My father leaving was his last act of magic. He had locked himself in a glass aquarium filled with water. The idea was to disappear from the aquarium and reappear onstage. At the time, my mother was pregnant with me. She saw what happened at the rehearsal, saw it with her own eyes: he vanished but never returned. No one could explain it. It was supposed to have been an illusion, after all. The stage was searched. Even the real police looked for him, but he was gone. Gone where? I asked her, and she said nobody knew, not even the world’s greatest magicians. She once told me there was a cruelty to magic because it takes a thing, transforms it, and then turns it back into what it was. My father had forgotten the turning-back part.

* * *

That wasn’t the only story my mother told me. In 1910, Harry Houdini escaped from a straitjacket while suspended from a crane. Two years later, he freed himself from a nailed-shut packing crate that had been dropped into the East River. That was the kind of magic I dreamed about. I wanted us to make each other levitate and disappear, to perform in Las Vegas and Times Square. And where was I instead? Standing beneath the red lights of a dinner theater stage in Hollywood, Florida, watching my mother balance a globe of fire in her hand.

Of course, the fire wasn’t real. It was a Level 1 illusion, the best she could manage these days, despite having trained at a world-famous magic school in the real Hollywood, out in California. At the school, she had been working her way to Level 3, which was the Houdini stuff — the harrowing escapes, the ability to manipulate reality and time. She claimed her skills had weakened when my father disappeared, and left her almost entirely after I was born.

My parents had met at magic school. In their first class, my father could make a cockatoo vanish from its cage better than anyone. He became the headmaster’s protégé. His stage name was the Great Heraldo. Once I looked up the school online, in the dinner theater owner’s office. The building resembled a castle, with a stone wall and spires. In the photos, the windows glowed with gold light. I spent a long time staring at them and wondering what was happening inside.

After my father disappeared, my mother needed a change of scenery.
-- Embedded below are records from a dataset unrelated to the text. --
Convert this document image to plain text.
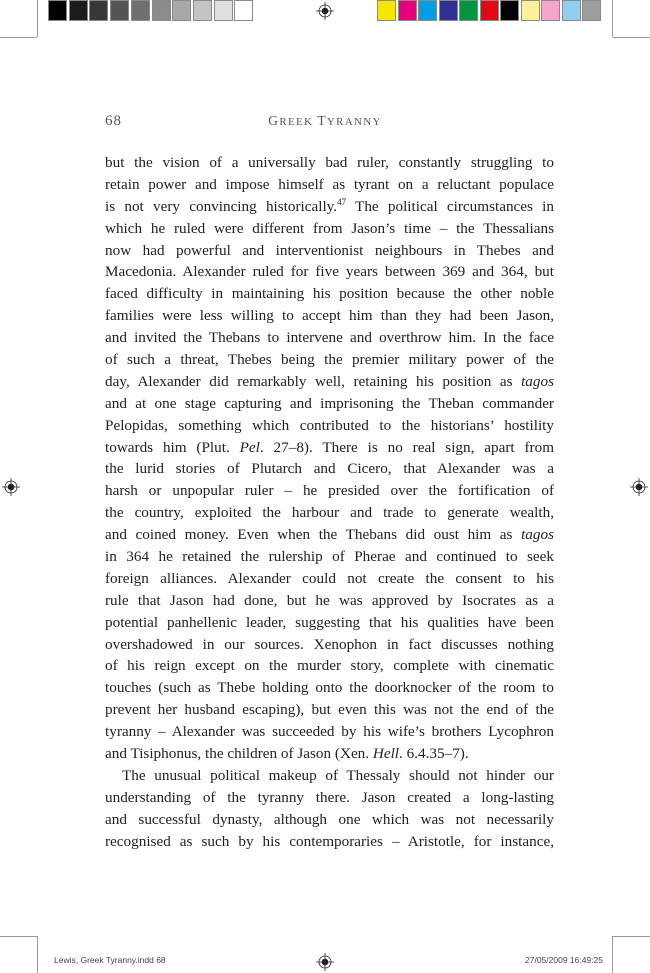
68	GREEK TYRANNY
but the vision of a universally bad ruler, constantly struggling to
retain power and impose himself as tyrant on a reluctant populace
is not very convincing historically.$^{47}$ The political circumstances in
which he ruled were different from Jason’s time – the Thessalians
now had powerful and interventionist neighbours in Thebes and
Macedonia. Alexander ruled for five years between 369 and 364, but
faced difficulty in maintaining his position because the other noble
families were less willing to accept him than they had been Jason,
and invited the Thebans to intervene and overthrow him. In the face
of such a threat, Thebes being the premier military power of the
day, Alexander did remarkably well, retaining his position as tagos
and at one stage capturing and imprisoning the Theban commander
Pelopidas, something which contributed to the historians’ hostility
towards him (Plut. Pel. 27–8). There is no real sign, apart from
the lurid stories of Plutarch and Cicero, that Alexander was a
harsh or unpopular ruler – he presided over the fortification of
the country, exploited the harbour and trade to generate wealth,
and coined money. Even when the Thebans did oust him as tagos
in 364 he retained the rulership of Pherae and continued to seek
foreign alliances. Alexander could not create the consent to his
rule that Jason had done, but he was approved by Isocrates as a
potential panhellenic leader, suggesting that his qualities have been
overshadowed in our sources. Xenophon in fact discusses nothing
of his reign except on the murder story, complete with cinematic
touches (such as Thebe holding onto the doorknocker of the room to
prevent her husband escaping), but even this was not the end of the
tyranny – Alexander was succeeded by his wife’s brothers Lycophron
and Tisiphonus, the children of Jason (Xen. Hell. 6.4.35–7).
The unusual political makeup of Thessaly should not hinder our
understanding of the tyranny there. Jason created a long-lasting
and successful dynasty, although one which was not necessarily
recognised as such by his contemporaries – Aristotle, for instance,
Lewis, Greek Tyranny.indd 68	27/05/2009 16:49:25
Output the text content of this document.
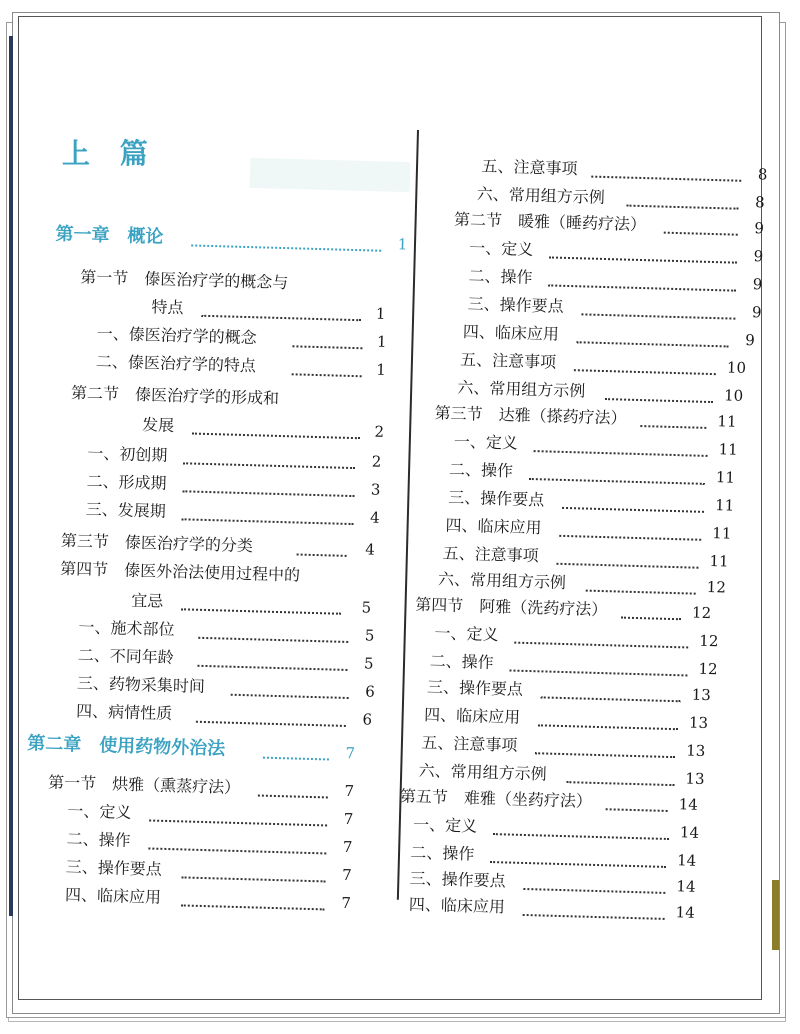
上 篇
第一章　概论	1
第一节　傣医治疗学的概念与
特点	1
一、傣医治疗学的概念	1
二、傣医治疗学的特点	1
第二节　傣医治疗学的形成和
发展	2
一、初创期	2
二、形成期	3
三、发展期	4
第三节　傣医治疗学的分类	4
第四节　傣医外治法使用过程中的
宜忌	5
一、施术部位	5
二、不同年龄	5
三、药物采集时间	6
四、病情性质	6
第二章　使用药物外治法	7
第一节　烘雅（熏蒸疗法）	7
一、定义	7
二、操作	7
三、操作要点	7
四、临床应用	7
五、注意事项	8
六、常用组方示例	8
第二节　暖雅（睡药疗法）	9
一、定义	9
二、操作	9
三、操作要点	9
四、临床应用	9
五、注意事项	10
六、常用组方示例	10
第三节　达雅（搽药疗法）	11
一、定义	11
二、操作	11
三、操作要点	11
四、临床应用	11
五、注意事项	11
六、常用组方示例	12
第四节　阿雅（洗药疗法）	12
一、定义	12
二、操作	12
三、操作要点	13
四、临床应用	13
五、注意事项	13
六、常用组方示例	13
第五节　难雅（坐药疗法）	14
一、定义	14
二、操作	14
三、操作要点	14
四、临床应用	14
She’d thought Hollywood, Florida, might be better than the one in California, but here it was swampy and flat and there were hurricanes instead of earthquakes and fires. I’d been part of her act since childhood. We used to have more families in the audience, but now the men who wandered over from nearby hotels and drank during the shows were the only ones who came to watch. According to the owner, there was stiffer competition from new venues in Fort Lauderdale and Boca Raton. He was a slight, stooped man with a thin black mustache, and he’d been pleading with my mother to shake things up.



Download



Copyright Disclaimer:
This site does not store any files on its server. We only index and link to content provided by other sites. Please contact the content providers to delete copyright contents if any and email us, we'll remove relevant links or contents immediately.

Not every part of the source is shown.